Regresaba borracho a casa, borracho como casi siempre pero más borracho que casi nunca. Por el camino se había caído dos veces pero fueron unas cuantas más las que estuvo a punto de hacerlo. Cerca del portal decidió sentarse en uno de los bancos del barrio que le habían visto crecer. En ese banco, merendaba cuando era niño y compartió miles de partidas de cartas con amigos del barrio. Más tarde en ese mismo banco fumó su primer canuto y a menudo recuerda que sentado en ese mismo banco fue la primera vez que probó el veneno paralizante de los besos y mentiras de una mujer. No quería subir a casa con semejante tajada, nadie le esperaba arriba…nadie excepto la más cruel enemiga que tanto temía e intentaba evitar a toda costa… la más terrible soledad.
Pasados quince minutos, con el sueño dibujándose en sus ojos y una pizca de conciencia que le había devuelto el viento norte, que aquella noche soplaba débil pero con sus habitual gélida caricia, le empujaron a tomar el escaso trayecto que le quedaba hasta el portal. La mente en blanco, ruido de llaves y seguido un tímido gruñido y una mueca de desesperación por la inevitable prueba de fuego de abrir una cerradura a esas horas y en esa situación.
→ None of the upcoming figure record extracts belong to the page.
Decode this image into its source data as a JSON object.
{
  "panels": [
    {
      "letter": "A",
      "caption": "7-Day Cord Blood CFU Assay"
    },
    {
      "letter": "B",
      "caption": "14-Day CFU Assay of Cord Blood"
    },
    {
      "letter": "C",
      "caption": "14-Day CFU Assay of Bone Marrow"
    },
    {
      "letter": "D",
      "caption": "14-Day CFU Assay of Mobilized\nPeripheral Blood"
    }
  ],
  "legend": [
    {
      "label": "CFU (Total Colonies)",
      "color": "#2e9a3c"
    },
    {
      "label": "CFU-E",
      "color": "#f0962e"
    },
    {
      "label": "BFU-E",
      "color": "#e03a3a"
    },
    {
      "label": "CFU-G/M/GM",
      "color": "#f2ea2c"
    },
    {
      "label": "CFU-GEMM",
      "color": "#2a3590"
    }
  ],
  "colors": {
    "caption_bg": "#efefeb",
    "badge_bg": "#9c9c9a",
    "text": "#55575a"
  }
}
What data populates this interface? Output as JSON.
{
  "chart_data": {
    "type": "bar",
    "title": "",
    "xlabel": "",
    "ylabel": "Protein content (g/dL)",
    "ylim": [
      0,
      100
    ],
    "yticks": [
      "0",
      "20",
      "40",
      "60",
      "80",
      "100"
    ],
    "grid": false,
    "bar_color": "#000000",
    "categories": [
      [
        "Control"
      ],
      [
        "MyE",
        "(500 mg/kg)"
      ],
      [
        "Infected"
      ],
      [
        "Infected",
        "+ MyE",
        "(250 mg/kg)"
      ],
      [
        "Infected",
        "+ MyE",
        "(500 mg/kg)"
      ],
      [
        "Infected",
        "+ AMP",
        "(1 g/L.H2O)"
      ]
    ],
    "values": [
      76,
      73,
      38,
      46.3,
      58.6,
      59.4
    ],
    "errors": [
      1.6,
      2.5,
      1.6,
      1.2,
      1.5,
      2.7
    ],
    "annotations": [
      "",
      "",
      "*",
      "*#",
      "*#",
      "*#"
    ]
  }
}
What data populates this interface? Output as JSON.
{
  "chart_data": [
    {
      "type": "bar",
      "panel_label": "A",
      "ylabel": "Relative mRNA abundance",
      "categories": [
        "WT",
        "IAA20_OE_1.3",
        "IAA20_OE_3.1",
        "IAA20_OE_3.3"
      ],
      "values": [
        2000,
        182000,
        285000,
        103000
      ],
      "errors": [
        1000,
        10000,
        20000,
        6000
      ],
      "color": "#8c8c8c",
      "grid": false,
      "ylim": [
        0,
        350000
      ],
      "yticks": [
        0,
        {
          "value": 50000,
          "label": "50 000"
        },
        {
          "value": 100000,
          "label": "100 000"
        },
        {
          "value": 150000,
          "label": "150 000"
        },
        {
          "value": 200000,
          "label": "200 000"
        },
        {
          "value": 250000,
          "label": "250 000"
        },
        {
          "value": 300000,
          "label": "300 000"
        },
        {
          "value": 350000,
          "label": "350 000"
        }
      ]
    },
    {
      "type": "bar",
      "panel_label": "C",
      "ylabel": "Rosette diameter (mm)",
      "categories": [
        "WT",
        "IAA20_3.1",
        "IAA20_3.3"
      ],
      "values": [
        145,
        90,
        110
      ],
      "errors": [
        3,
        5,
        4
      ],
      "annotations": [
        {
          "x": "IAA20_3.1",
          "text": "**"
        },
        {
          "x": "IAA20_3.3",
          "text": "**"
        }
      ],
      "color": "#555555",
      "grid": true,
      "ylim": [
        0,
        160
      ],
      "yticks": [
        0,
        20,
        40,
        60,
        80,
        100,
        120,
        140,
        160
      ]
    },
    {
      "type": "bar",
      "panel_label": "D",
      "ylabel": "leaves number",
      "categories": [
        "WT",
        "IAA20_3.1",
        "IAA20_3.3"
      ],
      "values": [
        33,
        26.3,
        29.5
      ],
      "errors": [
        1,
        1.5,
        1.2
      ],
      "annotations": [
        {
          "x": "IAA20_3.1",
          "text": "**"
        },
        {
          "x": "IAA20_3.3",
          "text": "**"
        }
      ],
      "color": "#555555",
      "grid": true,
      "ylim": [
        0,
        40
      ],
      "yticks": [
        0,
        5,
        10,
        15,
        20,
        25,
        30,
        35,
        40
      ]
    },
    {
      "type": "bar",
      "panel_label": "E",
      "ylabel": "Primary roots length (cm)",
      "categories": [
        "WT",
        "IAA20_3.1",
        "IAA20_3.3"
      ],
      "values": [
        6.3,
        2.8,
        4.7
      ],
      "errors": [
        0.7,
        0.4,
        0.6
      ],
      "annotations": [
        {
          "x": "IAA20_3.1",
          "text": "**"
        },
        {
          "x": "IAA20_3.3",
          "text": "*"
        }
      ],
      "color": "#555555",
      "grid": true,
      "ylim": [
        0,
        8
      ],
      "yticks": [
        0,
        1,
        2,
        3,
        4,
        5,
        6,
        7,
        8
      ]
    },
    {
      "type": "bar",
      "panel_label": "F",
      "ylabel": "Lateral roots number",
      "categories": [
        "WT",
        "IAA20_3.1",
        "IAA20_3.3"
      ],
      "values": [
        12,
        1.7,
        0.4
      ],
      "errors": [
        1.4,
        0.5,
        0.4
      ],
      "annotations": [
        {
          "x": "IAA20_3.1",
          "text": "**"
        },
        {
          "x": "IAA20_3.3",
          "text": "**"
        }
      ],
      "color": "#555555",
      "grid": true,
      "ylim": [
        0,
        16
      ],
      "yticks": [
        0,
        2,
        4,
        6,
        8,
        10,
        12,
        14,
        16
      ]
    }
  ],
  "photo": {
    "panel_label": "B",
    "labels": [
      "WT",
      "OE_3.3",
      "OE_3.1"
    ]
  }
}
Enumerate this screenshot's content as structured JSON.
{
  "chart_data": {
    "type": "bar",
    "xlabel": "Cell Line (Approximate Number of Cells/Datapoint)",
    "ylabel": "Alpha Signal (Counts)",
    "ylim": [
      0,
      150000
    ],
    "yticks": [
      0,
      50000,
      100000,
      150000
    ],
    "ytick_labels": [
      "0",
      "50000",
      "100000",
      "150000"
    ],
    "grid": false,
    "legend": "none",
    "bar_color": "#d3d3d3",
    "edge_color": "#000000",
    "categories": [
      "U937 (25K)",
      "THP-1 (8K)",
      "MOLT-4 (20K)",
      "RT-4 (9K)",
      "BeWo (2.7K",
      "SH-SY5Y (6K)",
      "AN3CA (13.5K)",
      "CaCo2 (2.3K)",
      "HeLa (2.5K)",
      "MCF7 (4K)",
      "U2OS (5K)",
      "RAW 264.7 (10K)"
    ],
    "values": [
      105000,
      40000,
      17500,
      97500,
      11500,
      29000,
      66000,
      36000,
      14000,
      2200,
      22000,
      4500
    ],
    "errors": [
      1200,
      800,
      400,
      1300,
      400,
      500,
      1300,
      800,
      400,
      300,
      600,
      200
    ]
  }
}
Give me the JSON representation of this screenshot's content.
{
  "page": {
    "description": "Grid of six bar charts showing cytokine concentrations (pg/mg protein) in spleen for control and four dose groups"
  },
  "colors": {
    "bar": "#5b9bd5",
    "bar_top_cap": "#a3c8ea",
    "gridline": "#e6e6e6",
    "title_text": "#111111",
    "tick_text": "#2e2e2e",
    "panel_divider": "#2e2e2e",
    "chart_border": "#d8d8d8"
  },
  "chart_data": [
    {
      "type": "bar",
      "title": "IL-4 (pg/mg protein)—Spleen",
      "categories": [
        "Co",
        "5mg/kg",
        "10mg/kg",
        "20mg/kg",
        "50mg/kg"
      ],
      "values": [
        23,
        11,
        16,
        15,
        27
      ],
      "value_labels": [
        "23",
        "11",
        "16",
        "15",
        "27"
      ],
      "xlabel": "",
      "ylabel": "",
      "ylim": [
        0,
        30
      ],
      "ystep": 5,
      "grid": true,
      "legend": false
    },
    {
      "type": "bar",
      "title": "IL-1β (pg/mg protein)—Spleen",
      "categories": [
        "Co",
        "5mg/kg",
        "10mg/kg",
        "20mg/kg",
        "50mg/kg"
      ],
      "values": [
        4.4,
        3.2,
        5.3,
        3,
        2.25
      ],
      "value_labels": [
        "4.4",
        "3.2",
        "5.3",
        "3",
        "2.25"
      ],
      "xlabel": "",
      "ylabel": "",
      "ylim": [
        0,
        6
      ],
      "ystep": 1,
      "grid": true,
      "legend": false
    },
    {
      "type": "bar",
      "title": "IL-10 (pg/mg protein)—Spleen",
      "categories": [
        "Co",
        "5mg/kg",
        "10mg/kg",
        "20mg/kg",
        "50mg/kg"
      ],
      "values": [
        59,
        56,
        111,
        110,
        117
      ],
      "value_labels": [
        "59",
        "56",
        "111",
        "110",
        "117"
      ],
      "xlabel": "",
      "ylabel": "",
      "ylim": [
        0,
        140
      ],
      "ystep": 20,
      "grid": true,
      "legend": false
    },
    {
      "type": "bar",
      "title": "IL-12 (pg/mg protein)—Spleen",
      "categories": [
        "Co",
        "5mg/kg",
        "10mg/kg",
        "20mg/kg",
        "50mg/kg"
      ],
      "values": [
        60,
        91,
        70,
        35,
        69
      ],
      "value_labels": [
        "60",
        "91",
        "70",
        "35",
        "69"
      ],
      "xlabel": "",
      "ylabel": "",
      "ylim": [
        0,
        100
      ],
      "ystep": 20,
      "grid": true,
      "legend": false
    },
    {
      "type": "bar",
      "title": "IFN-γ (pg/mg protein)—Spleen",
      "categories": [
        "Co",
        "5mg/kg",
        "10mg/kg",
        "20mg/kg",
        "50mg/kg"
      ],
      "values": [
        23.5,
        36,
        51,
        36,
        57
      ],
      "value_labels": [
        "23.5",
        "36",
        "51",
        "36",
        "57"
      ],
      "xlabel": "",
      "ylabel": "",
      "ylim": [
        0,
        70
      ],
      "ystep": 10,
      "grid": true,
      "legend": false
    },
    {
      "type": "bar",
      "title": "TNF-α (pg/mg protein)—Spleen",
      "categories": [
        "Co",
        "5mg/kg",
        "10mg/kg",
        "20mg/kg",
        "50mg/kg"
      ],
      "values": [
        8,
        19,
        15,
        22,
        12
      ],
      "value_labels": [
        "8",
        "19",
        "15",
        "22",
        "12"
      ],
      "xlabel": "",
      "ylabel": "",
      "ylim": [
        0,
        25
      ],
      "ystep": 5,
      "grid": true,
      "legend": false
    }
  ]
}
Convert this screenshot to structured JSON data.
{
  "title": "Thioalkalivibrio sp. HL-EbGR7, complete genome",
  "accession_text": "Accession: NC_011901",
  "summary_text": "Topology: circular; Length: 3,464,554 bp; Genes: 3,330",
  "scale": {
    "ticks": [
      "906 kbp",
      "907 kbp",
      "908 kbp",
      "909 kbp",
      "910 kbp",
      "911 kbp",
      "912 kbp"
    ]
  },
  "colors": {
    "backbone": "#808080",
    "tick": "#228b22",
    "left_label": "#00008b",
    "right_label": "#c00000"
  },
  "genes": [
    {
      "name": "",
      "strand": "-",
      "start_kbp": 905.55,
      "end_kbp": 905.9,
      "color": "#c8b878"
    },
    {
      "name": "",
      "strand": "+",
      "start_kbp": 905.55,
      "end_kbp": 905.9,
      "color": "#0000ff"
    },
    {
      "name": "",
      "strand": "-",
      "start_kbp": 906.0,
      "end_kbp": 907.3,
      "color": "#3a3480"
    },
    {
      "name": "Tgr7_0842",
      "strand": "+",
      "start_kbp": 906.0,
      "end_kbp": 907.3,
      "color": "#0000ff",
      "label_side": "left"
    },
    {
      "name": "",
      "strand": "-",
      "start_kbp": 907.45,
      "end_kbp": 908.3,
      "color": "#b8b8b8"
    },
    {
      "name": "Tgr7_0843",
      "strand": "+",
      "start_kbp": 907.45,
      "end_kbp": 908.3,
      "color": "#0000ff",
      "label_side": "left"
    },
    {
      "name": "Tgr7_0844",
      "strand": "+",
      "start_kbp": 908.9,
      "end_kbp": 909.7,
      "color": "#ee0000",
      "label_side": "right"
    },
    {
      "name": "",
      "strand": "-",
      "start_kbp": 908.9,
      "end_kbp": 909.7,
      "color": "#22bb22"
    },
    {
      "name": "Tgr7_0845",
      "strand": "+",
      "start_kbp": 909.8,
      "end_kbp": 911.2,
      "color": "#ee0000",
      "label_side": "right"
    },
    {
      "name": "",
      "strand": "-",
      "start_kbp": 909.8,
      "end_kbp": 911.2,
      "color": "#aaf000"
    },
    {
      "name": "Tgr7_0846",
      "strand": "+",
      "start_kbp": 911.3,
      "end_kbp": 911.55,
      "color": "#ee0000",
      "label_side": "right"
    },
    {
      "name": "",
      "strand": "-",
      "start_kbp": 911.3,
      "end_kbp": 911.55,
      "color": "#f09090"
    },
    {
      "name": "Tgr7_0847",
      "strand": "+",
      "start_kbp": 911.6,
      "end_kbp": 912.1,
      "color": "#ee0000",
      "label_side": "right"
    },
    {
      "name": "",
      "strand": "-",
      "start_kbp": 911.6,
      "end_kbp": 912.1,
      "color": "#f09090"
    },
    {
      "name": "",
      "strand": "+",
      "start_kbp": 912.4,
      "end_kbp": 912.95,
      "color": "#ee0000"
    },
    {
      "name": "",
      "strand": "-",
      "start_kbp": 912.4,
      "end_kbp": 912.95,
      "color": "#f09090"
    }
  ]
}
No menos desazón sintió al verse reflejado en el espejo de grandes dimensiones que decora la entrada del portal. Sintió en sólo un instante el alma en los pies, los pies fríos y el inminente ambiente de soledad que respiraría al entrar en un hogar huérfano de ilusión.
Los vecinos siempre le habían visto como un bicho raro, ninguno de ellos recuerda haberle oído nunca dar los buenos días, quizá para él, ninguno de sus días merecían tal cumplido. Cuentan que la vida le había tratado mal, el típico juguete roto que ha tocado fondo y se ha quedado barado allí donde reposa el fango más pringoso.